Empirikos.jl

Consider $n$ independent samples $Z_i$ drawn from the following hierarchical model

\[\mu_i \sim G, \ \ Z_i \sim p_i(\cdot \mid \mu).\]

Here $G$ is the unknown prior (effect size distribution) and $p_i(\cdot \mid \mu),i=1,\dotsc,n$ are known likelihood functions.

This package provides a unified framework for estimation and inference under the above setting, which is known as the empirical Bayes problem [Herbert Robbins (1956)].

Installation

The package is available from the Julia registry. It may be installed on Julia version 1.6 as follows:

using Pkg
Pkg.add("Empirikos")

For some of its functionality, this package requires a convex programming solver. The requirement for such a solver is that it can solve second order conic programs (SOCP), that it returns the dual variables associated with the SOCP constraints and that it is supported by JuMP.jl. We recommend using the MOSEK solver through the MosekTools.jl package and we used MOSEK for all simulations and empirical examples in [Nikolaos Ignatiadis, Stefan Wager (2019+)]. MOSEK is a commercial solver, but provides free academic licenses. An open-source alternative is Hypatia.jl.

Getting started

Below are some vignettes using this package for empirical Bayes tasks. There are also available as Pluto.jl notebooks at the following directory.

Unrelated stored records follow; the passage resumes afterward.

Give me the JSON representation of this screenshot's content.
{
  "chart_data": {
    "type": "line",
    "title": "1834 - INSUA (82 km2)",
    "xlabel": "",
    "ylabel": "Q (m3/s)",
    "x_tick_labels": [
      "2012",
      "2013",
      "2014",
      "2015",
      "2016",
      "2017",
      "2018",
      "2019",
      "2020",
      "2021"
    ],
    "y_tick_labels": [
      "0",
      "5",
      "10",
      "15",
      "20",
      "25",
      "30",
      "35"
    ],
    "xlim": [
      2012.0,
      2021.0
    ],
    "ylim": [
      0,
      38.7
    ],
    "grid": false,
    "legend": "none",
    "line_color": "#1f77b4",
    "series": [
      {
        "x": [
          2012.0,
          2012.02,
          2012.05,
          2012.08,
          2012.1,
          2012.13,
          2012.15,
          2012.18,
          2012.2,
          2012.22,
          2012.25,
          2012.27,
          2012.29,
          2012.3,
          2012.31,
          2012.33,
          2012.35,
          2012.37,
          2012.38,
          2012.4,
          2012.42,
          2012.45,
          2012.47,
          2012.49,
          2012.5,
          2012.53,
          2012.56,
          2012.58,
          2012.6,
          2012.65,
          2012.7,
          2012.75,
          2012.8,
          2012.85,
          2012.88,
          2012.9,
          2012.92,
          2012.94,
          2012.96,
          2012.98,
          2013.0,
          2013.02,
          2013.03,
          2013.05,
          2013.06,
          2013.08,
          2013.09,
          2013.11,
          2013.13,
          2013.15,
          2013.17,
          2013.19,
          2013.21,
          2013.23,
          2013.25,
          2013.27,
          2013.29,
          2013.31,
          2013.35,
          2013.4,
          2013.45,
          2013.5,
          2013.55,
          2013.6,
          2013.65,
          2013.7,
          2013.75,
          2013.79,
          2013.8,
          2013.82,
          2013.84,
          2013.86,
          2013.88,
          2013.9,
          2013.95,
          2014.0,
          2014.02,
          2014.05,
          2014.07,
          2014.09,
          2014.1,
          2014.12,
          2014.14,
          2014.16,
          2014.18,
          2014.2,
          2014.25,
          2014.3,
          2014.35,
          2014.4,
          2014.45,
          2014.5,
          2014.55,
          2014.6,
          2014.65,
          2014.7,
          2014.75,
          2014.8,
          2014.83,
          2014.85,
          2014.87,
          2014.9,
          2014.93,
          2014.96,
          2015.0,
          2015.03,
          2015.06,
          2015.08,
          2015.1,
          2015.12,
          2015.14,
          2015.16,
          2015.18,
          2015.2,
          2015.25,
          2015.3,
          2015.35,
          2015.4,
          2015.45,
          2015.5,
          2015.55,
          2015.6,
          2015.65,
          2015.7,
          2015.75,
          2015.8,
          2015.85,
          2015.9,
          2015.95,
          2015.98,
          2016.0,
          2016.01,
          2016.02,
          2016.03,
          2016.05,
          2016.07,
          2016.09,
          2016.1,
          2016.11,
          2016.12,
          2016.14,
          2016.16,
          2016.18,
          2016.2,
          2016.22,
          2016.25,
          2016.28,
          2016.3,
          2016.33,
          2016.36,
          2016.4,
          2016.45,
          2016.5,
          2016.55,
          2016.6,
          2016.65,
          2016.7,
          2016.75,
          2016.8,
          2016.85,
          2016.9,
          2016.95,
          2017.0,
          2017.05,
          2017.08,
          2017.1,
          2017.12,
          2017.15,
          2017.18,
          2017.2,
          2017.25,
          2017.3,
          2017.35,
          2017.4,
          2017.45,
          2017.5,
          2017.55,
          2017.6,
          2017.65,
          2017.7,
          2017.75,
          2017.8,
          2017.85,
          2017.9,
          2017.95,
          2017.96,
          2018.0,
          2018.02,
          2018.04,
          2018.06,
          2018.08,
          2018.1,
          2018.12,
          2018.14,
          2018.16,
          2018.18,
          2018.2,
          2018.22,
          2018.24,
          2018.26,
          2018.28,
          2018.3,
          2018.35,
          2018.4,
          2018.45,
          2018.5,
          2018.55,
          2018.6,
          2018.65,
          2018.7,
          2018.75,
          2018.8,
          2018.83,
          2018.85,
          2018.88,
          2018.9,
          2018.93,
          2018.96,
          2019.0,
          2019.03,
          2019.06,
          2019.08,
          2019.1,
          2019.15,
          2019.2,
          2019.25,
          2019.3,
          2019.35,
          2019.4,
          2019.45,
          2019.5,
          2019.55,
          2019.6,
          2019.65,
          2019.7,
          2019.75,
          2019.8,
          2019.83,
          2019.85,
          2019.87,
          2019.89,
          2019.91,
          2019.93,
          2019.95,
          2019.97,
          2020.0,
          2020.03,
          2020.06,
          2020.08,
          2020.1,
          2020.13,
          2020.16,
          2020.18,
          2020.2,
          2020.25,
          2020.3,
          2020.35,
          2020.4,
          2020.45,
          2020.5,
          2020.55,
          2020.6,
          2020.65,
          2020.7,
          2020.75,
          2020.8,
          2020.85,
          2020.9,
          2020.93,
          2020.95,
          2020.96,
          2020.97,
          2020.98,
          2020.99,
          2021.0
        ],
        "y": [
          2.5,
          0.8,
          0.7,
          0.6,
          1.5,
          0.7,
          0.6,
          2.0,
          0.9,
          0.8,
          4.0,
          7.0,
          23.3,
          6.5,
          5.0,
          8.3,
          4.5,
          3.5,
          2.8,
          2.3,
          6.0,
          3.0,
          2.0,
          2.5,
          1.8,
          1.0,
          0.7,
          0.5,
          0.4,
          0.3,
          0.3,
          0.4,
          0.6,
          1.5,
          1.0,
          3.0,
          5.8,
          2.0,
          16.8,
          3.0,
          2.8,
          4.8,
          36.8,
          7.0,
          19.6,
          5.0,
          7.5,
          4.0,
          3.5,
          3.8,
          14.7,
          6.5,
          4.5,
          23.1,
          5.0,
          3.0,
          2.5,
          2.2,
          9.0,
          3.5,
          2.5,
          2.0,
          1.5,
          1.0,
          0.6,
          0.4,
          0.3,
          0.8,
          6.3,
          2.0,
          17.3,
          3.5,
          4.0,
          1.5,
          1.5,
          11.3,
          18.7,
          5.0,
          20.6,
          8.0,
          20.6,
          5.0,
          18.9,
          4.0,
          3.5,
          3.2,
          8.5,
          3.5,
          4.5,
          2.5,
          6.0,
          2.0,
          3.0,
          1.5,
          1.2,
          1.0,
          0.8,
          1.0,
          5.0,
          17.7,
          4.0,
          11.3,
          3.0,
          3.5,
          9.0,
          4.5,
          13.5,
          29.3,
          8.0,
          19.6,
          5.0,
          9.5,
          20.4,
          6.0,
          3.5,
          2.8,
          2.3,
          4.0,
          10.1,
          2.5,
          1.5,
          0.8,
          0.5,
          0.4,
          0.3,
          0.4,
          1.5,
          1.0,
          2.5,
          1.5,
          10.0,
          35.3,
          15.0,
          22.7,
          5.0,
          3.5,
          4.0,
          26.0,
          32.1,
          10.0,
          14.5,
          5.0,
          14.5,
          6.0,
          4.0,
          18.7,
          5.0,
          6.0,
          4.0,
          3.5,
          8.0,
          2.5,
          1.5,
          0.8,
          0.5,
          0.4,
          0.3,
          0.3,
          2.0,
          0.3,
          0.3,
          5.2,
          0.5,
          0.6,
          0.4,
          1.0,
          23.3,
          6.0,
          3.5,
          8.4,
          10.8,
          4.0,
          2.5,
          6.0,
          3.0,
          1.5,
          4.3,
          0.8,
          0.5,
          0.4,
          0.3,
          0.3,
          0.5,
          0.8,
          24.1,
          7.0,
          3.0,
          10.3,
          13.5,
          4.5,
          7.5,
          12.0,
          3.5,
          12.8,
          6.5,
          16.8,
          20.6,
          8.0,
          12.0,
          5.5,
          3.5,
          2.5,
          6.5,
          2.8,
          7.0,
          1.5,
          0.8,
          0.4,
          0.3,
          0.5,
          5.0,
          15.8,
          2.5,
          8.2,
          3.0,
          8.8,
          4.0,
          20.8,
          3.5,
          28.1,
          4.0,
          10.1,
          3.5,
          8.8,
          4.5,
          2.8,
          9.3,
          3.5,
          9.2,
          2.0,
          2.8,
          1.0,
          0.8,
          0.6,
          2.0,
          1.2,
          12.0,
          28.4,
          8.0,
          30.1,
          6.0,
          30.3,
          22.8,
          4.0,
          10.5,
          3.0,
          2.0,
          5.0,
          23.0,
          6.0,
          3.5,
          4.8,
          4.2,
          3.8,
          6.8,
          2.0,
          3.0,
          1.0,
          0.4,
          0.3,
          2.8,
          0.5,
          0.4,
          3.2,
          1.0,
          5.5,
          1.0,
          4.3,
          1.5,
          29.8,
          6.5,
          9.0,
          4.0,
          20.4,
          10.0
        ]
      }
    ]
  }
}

Nonparametric estimation using the Nonparametric Maximum Likelihood estimator (NPMLE):
- A vignette that partially reproduces the vignette of the REBayes package [Roger Koenker, Jiaying Gu (2017)].
Nonparametric confidence intervals for empirical Bayes estimands as developed in [Nikolaos Ignatiadis, Stefan Wager (2019+)]:

Modularity

This package has been designed with the goal of modularity. Specialized code (using Julia's multiple dispatch) can be easily added to more efficiently handle different combinations of estimation targets, statistical algorithms, classes of priors and likelihoods. Please open an issue if there is a combination thereof that you would like to use (and which does not work currently or is slow).

In R:

REBayes [Roger Koenker, Jiaying Gu (2017)].
Ashr [Matthew Stephens (2016)]
DeconvolveR [Balasubramanian Narasimhan, Bradley Efron (2020)]
EbayesThresh [Iain M Johnstone, Bernard W Silverman (2005)]

In Julia:

Aurora.jl

References

koenker2017rebayes: Roger Koenker, Jiaying Gu, REBayes: Empirical Bayes mixture methods in R, Journal of Statistical Software, 82(8), 1–26, 2017.
stephens2016false: Matthew Stephens, False discovery rates: a new deal, Biostatistics, 18(2), 275–294, 2016.
efron2016empirical: Bradley Efron, Empirical Bayes deconvolution estimates, Biometrika, 103(1), 1–20, 2016.
narasimhan2020deconvolver: Balasubramanian Narasimhan, Bradley Efron, deconvolveR: A G-Modeling Program for Deconvolution and Empirical Bayes Estimation, Journal of Statistical Software, 94(1), 1–20, 2020.
johnstone2005ebayesthresh: Iain M Johnstone, Bernard W Silverman, EbayesThresh: R and S-Plus programs for Empirical Bayes thresholding, Journal of Statistical Software, 12, 1–38, 2005.
robbins1956empirical: Herbert Robbins, An Empirical Bayes Approach to Statistics, Proceedings of the Third Berkeley Symposium on Mathematical Statistics and Probability, Volume 1: Contributions to the Theory of Statistics, 1956.
ignatiadis2019bias: Nikolaos Ignatiadis, Stefan Wager, Confidence intervals for nonparametric empirical Bayes analysis, arXiv preprint arXiv:1902.02774, 2019+.